# DMCC contract



## creckk (May 21, 2012)

Hi everyone, 

My future employer wants to sign a contract with me, on the job offer he offered higher salary, medical/insurance, 12 months (which suits me) but on 
DMCC contract he is written 3 years contract with lower salary than on the offer, no medical cover. Is it fair? he says that he wants to sign additional contract, just between us, where these things will be mentioned. What do you think about this practice?

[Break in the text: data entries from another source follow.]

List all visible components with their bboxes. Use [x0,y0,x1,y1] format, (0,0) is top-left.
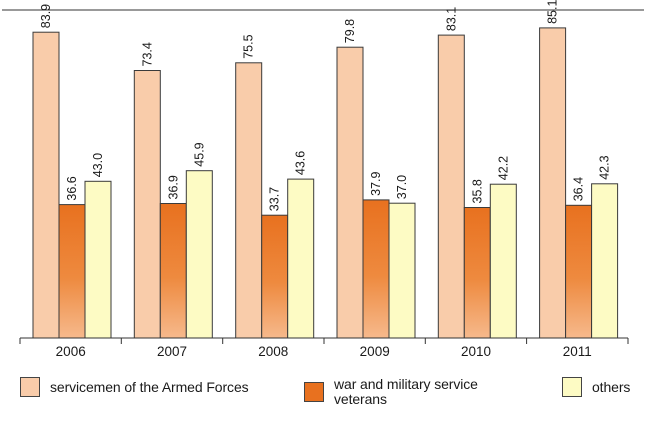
value-label-servicemen-2010: 83.1 [444,7,458,31]
legend-item-veterans: war and military service veterans [304,377,484,407]
value-label-veterans-2007: 36.9 [166,175,180,199]
value-label-veterans-2006: 36.6 [65,176,79,200]
bar-servicemen-2008 [235,62,263,339]
bar-others-2009 [388,202,416,339]
value-label-servicemen-2007: 73.4 [140,42,154,66]
value-label-others-2010: 42.2 [496,156,510,180]
bar-servicemen-2011 [539,27,567,339]
legend-item-servicemen: servicemen of the Armed Forces [20,377,249,397]
value-label-servicemen-2009: 79.8 [343,19,357,43]
value-label-others-2011: 42.3 [598,155,612,179]
bar-others-2007 [185,170,213,339]
value-label-veterans-2009: 37.9 [369,172,383,196]
value-label-others-2008: 43.6 [294,151,308,175]
x-tick-label-2009: 2009 [360,344,390,359]
bar-others-2006 [84,180,112,339]
value-label-servicemen-2011: 85.1 [546,0,560,24]
bar-veterans-2011 [565,204,593,339]
bar-others-2010 [489,183,517,339]
bar-veterans-2008 [261,214,289,339]
legend-item-others: others [562,377,630,397]
bar-veterans-2006 [58,204,86,339]
value-label-veterans-2008: 33.7 [268,187,282,211]
value-label-servicemen-2006: 83.9 [39,4,53,28]
legend: servicemen of the Armed Forces war and m… [0,375,646,419]
x-tick-label-2006: 2006 [56,344,86,359]
legend-label-servicemen: servicemen of the Armed Forces [50,378,249,395]
bar-servicemen-2009 [336,46,364,339]
bar-others-2008 [287,178,315,339]
value-label-servicemen-2008: 75.5 [242,34,256,58]
bar-servicemen-2010 [437,34,465,339]
legend-swatch-servicemen [20,377,40,397]
value-label-others-2006: 43.0 [91,153,105,177]
value-label-others-2007: 45.9 [192,142,206,166]
bar-chart: 83.9 36.6 43.0 73.4 36.9 45.9 75.5 33.7 43.6 79.8… [2,0,644,359]
bar-veterans-2007 [159,203,187,339]
x-tick-label-2008: 2008 [258,344,288,359]
legend-label-veterans: war and military service veterans [334,376,478,407]
legend-swatch-veterans [304,382,324,402]
legend-label-others: others [592,378,631,395]
x-tick-label-2011: 2011 [563,344,592,359]
bar-servicemen-2006 [32,31,60,339]
x-tick-label-2010: 2010 [461,344,491,359]
bar-servicemen-2007 [133,70,161,339]
bar-veterans-2009 [362,199,390,339]
value-label-veterans-2011: 36.4 [572,177,586,201]
value-label-veterans-2010: 35.8 [470,179,484,203]
legend-swatch-others [562,377,582,397]
bar-veterans-2010 [463,207,491,339]
bar-others-2011 [591,183,619,339]
x-tick-label-2007: 2007 [157,344,187,359]
value-label-others-2009: 37.0 [395,175,409,199]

Is it possible to leave the job eg. after one year in this situation?


----------



## rsinner (Feb 3, 2009)

People generally make you sign for a lower amount on the "official" contract to avoid complications (e.g., if the salary is high, the MOL may ask the company to employ locals; also may have an impact on visa fees, but I may be wrong) - at least this is what the PRO told me [but someone with more insight should comment on the reasoning]. My advice would be to make sure that the basic salary is the same in both (because all end of service benefits are calculated based on basic salary, and in case of a dispute at least the authorities have the correct basic salary). Don't make it a 3 year limited contract if your actual contract is unlimited (it has implications when you are trying to leave your job). The medical insurance point is probably not important for situations when you are leaving the job and there is a dispute, but no reason why it should be mentioned specifically.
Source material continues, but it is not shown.